After backing everything up it will return retention policies back to the previous values.
My snapborg
config looks like this (it is slightly edited example config snapborg
repo):
# snapborg sample configuration file. Default values are used for the sample
# configuration, thus can be omitted or changed
# List of mappings of snapper configs to their borg repos
configs:
# MANDATORY: name of the snapper config
- name: root
# MANDATORY: borg repo target, e. g. backupuser@backuphost:reponame
repo: /path/to/borg/repo
# if this is set to true, borg does not neccessarily fail when a backup fails
fault_tolerant_mode: false
# snapborg fails when the most recent snapshot transferred successfully is
# older than the time period given here. Set to '0d' to disable this behaviour
last_backup_max_age: 0d
# archive creation/storage options
storage:
# use either none or repokey encryption, defaults to none
encryption: repokey
# MANDATORY when using repokey: literal key passphrase or path to file
# containing the key passphrase. Ignored when using none encryption
encryption_passphrase: <my borg passphrase>
# compression configuration, see borg manual
compression: auto,zstd,4
# define retention settings for borg independently from snapper
retention:
keep_last: 1
keep_hourly: 0
keep_daily: 1
keep_weekly: 8
keep_monthly: 6
keep_yearly: 5
# exclude patterns (see borg help patterns)
exclude_patterns: []
Whey you run snapborg backup
, it will get a list of local snapshots, merge it with the list of backups from borg
archive and determine, which snapshots actually need to be backed up (i.e. will not be immediately deleted by retention policy).

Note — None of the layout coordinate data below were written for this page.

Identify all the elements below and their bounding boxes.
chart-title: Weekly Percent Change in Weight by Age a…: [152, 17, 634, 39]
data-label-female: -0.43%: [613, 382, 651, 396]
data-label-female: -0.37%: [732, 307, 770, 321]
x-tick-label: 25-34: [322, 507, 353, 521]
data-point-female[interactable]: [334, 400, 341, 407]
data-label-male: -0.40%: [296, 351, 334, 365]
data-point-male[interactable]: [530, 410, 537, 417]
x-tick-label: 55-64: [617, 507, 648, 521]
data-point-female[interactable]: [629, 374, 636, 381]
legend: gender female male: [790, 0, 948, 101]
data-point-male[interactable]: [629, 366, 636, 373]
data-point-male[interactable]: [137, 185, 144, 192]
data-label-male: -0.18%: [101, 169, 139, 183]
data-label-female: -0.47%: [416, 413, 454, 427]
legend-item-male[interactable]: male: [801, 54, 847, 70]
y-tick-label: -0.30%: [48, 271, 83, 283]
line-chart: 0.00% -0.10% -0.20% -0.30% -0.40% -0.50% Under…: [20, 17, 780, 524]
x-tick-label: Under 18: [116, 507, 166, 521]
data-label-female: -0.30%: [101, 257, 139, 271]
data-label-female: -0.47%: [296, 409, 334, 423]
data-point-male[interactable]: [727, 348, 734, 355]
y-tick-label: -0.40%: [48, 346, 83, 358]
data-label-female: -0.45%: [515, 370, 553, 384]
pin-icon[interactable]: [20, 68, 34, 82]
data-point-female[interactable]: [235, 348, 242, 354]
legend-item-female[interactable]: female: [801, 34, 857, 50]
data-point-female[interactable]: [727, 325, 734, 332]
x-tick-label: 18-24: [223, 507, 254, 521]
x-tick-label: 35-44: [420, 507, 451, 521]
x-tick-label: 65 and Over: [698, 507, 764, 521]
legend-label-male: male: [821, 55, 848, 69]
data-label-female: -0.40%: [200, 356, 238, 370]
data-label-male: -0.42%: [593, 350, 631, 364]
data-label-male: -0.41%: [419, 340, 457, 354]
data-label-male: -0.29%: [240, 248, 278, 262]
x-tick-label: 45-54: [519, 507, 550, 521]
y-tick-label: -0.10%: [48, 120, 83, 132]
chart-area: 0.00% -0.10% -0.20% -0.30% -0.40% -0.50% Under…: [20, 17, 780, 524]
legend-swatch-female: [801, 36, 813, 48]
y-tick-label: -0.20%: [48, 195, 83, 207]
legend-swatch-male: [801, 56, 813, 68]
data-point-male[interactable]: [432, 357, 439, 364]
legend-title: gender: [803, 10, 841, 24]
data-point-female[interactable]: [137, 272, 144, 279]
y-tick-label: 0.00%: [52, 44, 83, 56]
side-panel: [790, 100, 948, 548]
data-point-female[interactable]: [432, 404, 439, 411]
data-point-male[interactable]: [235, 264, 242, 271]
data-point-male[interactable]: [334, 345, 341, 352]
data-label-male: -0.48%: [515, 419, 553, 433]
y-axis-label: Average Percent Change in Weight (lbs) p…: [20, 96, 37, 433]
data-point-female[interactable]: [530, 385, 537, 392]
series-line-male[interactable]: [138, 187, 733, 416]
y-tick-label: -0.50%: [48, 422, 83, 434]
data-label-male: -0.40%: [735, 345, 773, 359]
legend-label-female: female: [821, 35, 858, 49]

It will disable retention policy for this snapshots and back up them to borg
.
When the snapshots are backed up to borg
archive, snapborg
will run borg prune
with the retention policy from the config, removing backups, which are no longer needed.
Final workflow
With btrfs
, snapper
and snapborg
I have a very easy to use backup system:
snapper
automatically[2] createbtrfs
snapshots and take care of removing the old ones- occasionally I connect my backup hard drive to the laptop and run
snapborg backup
, so that the snapshots are backed up.
... and that's it! That's all the things, which I need to do, to maintain my backup chores.
Thanks to snapshots, I do not need to worry about the moment, when I need to back them up. If I update some file, the previous version will still be in the snapshots, so it will still be backed up, even if the changes were made before actual backup.
For me, it is a killer-feature and I am very proud, that I've came up with this setup.